One could argue that they do "try to stop you"... technically... by disabling the execute bit on software update tools (like apt & deb)... but I see that more as a gentle reminder and acknowledgement of your ownership of the machine, as they could have easy just not had those tools present at all.

[–] [email protected] 5 points 9 months ago* (last edited 9 months ago) (1 children)

github.com/secureblue/secureblue

It has a server variant!

I find it easier to use than CoreOS as I never dealt with learning how to use this ignite thing. And also they are hardened, which is important especially for servers.

[–] [email protected] 3 points 9 months ago (1 children)

Oh I like the look of that.

[–] [email protected] 2 points 9 months ago

It works great, after dealing with lots of the opinionated stuff, adding a userns variant, making Flatpaks work, disabling CUPS instead of removing it etc it is now very usable on the Desktop.

Server should just be as good. Use Podman for containers, installing Docker will weaken the security I guess.

[–] [email protected] 4 points 9 months ago (2 children)

Containerization is not virtualization, so why would it have any bearing on hardware transcoding?

[–] [email protected] 3 points 9 months ago* (last edited 9 months ago)

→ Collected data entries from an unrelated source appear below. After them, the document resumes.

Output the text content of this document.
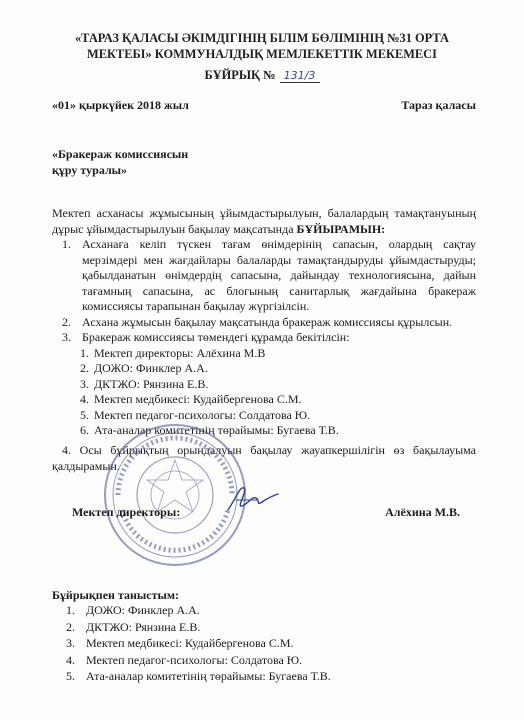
«ТАРАЗ ҚАЛАСЫ ӘКІМДІГІНІҢ БІЛІМ БӨЛІМІНІҢ №31 ОРТА
МЕКТЕБІ» КОММУНАЛДЫҚ МЕМЛЕКЕТТІК МЕКЕМЕСІ
БҰЙРЫҚ № 131/3
«01» қыркүйек 2018 жыл	Тараз қаласы
«Бракераж комиссиясын
құру туралы»
Мектеп асханасы жұмысының ұйымдастырылуын, балалардың тамақтануының дұрыс ұйымдастырылуын бақылау мақсатында БҰЙЫРАМЫН:
1. Асханаға келіп түскен тағам өнімдерінің сапасын, олардың сақтау мерзімдері мен жағдайлары балаларды тамақтандыруды ұйымдастыруды; қабылданатын өнімдердің сапасына, дайындау технологиясына, дайын тағамның сапасына, ас блогының санитарлық жағдайына бракераж комиссиясы тарапынан бақылау жүргізілсін.
2. Асхана жұмысын бақылау мақсатында бракераж комиссиясы құрылсын.
3. Бракераж комиссиясы төмендегі құрамда бекітілсін:
1. Мектеп директоры: Алёхина М.В
2. ДОЖО: Финклер А.А.
3. ДКТЖО: Рянзина Е.В.
4. Мектеп медбикесі: Кудайбергенова С.М.
5. Мектеп педагог-психологы: Солдатова Ю.
6. Ата-аналар комитетінің төрайымы: Бугаева Т.В.
4. Осы бұйрықтың орындалуын бақылау жауапкершілігін өз бақылауыма қалдырамын.
Мектеп директоры:	Алёхина М.В.
Бұйрықпен таныстым:
1. ДОЖО: Финклер А.А.
2. ДКТЖО: Рянзина Е.В.
3. Мектеп медбикесі: Кудайбергенова С.М.
4. Мектеп педагог-психологы: Солдатова Ю.
5. Ата-аналар комитетінің төрайымы: Бугаева Т.В.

I found this guide for setting up GPU access for Unprivileged LXC containers when I googled around:
Giving a LXC guest GPU access allows you to use a GPU in a guest while it is still available for use in the host machine.
https://bookstack.swigg.net/books/linux/page/lxc-gpu-access

Talked about here:
https://old.reddit.com/r/Proxmox/comments/15zbjyl/proxmox_igpu_passthrough_to_multiple_lxc_plex/jxgn7pb/

[–] [email protected] 1 points 9 months ago* (last edited 9 months ago) (1 children)

Several comments specifically talked about VMs for the various apps. And frankly I'm not super familiar with the limitations of containerizing apps either. That's part of why I was looking for an immutable os + flatpacks / snaps - it's much more similar to a normal linux system just organized in a way to not break shit.

[–] [email protected] 2 points 9 months ago

Use containers (Docker or LXC) instead of VMs.

[–] [email protected] 3 points 9 months ago

I'm using Unraid, which is built on top of Slackware. It has a very nice Docker web UI for apps like Jellyfin. It's not immutable though. I don't know of any NAS-specific OSes that are immutable.

[–] [email protected] 3 points 9 months ago* (last edited 9 months ago) (1 children)

Typically on a home server you would virtualize services anyway so it really doesn't matter what distro is running on the metal.

And also if you're fully virtualized you can switch out the host distro anytime you want, so you can adopt an immutable one later if you want.

Why do you want an immutable distro anyway?

[–] [email protected] 2 points 9 months ago (1 children)

I want immutability because I come from a the debian world where everything just works. But I want the benefits of using modern versions of packages.

[–] [email protected] 0 points 9 months ago

If you're running unstable system packages, immutability won't really save your stability.

So don't complicate it, and just use Debian with nix and home-manager. That way you have a stable base, and you can create a list of bleeding edge packages that should be installed. In any case it should be essentially only docker + whatever can't be dockerised.

[–] [email protected] 3 points 9 months ago

Just use anything and set up a good workflow with snapshots.

Have a “current” snapshot, rollback to it before using and then re-snapshot over it.

Now your system is immutable in practice but you can still edit /etc to debug.